No hay Dios. Pero hay una forma de luz que parece venir desde el subsuelo. Una especie de claridad desenterrada. No alumbra. No guía. No redime. Está. Como está una piedra, una espina, un hueso enterrado en la boca. No hay plegaria. No hay sentido. Hay una vibración muda, una especie de temblor que se arrastra entre las grietas del día. No se siente con fe. Se siente con vértigo. Como si el cuerpo estuviera al borde de un pozo, pero sin el deseo de mirar. El vacío no es la negación de lo sagrado: es su forma mineral, su respiración invertida. No hay milagro. Hay humedad. Hay tierra. Hay un silencio que no viene de fuera, sino desde el fondo del cráneo, como un murmullo fósil.
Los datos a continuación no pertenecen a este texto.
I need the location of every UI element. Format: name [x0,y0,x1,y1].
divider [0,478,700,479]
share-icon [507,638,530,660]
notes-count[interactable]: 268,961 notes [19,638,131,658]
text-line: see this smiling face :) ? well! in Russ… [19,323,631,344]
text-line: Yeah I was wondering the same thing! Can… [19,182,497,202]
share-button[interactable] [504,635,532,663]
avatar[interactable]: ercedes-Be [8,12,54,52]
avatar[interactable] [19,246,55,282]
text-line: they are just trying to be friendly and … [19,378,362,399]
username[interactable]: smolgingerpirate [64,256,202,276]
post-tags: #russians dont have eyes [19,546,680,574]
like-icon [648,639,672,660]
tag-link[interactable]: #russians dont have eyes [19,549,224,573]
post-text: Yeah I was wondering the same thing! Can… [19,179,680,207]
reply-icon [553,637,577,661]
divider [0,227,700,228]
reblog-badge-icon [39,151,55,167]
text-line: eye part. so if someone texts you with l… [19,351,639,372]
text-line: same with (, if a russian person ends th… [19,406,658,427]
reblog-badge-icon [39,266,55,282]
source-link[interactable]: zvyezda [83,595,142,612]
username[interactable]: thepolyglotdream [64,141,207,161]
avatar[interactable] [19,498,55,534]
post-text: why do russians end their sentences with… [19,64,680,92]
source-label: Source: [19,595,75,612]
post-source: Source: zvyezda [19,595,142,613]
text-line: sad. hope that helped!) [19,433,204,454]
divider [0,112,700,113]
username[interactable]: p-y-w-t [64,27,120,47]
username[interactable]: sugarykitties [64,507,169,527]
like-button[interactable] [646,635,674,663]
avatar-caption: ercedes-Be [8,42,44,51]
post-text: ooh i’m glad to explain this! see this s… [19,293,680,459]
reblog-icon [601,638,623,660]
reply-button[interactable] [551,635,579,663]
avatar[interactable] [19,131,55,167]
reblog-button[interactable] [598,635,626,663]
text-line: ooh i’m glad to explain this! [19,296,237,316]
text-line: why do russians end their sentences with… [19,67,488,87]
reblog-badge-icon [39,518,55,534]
Y eso—eso queda.

El tiempo se ha disuelto. No hay secuencia. No hay relato. Solo una repetición sin motivo. No una rutina: una reverberación. Lo mismo vuelve, pero deformado, como si cada recuerdo fuera una fotografía húmeda doblada en el bolsillo de un abrigo que ya no se usa. El tiempo no transcurre: se acumula como el sarro. Como los pelos en la ducha. El reloj no marca: tiembla. Y tú—o eso que queda de ti—ya no esperas nada. Pero esperas. Porque el cuerpo no sabe no esperar. El tiempo es eso: lo que persiste cuando ya no se quiere que pase nada. Lo que gotea. Lo que tiembla en el marco de la ventana. Lo que no se mueve, pero sigue ocurriendo.

Después... no hay después. Hay un silencio que no se ha dicho. Una frase que no quiso completarse. Un espacio que no se llena porque no necesita ser lleno. Todo lo que falta ya se fue. Lo que queda no necesita explicación. Está. Y estar es más terrible que irse. Porque no libera. No absuelve. No sana. Lo que queda es lo que no supimos nombrar. Lo que no supimos destruir. Lo que se filtró en las costuras del lenguaje y se pudrió ahí, con cierta belleza. Como una flor marchita en una carta nunca enviada. Como la voz de alguien que no recordamos haber amado. Como el susurro que escuchamos justo antes de quedarnos dormidos y que no sabemos si fue real. Lo que queda no tiene nombre, pero lo llevamos dentro como una costra bajo la lengua.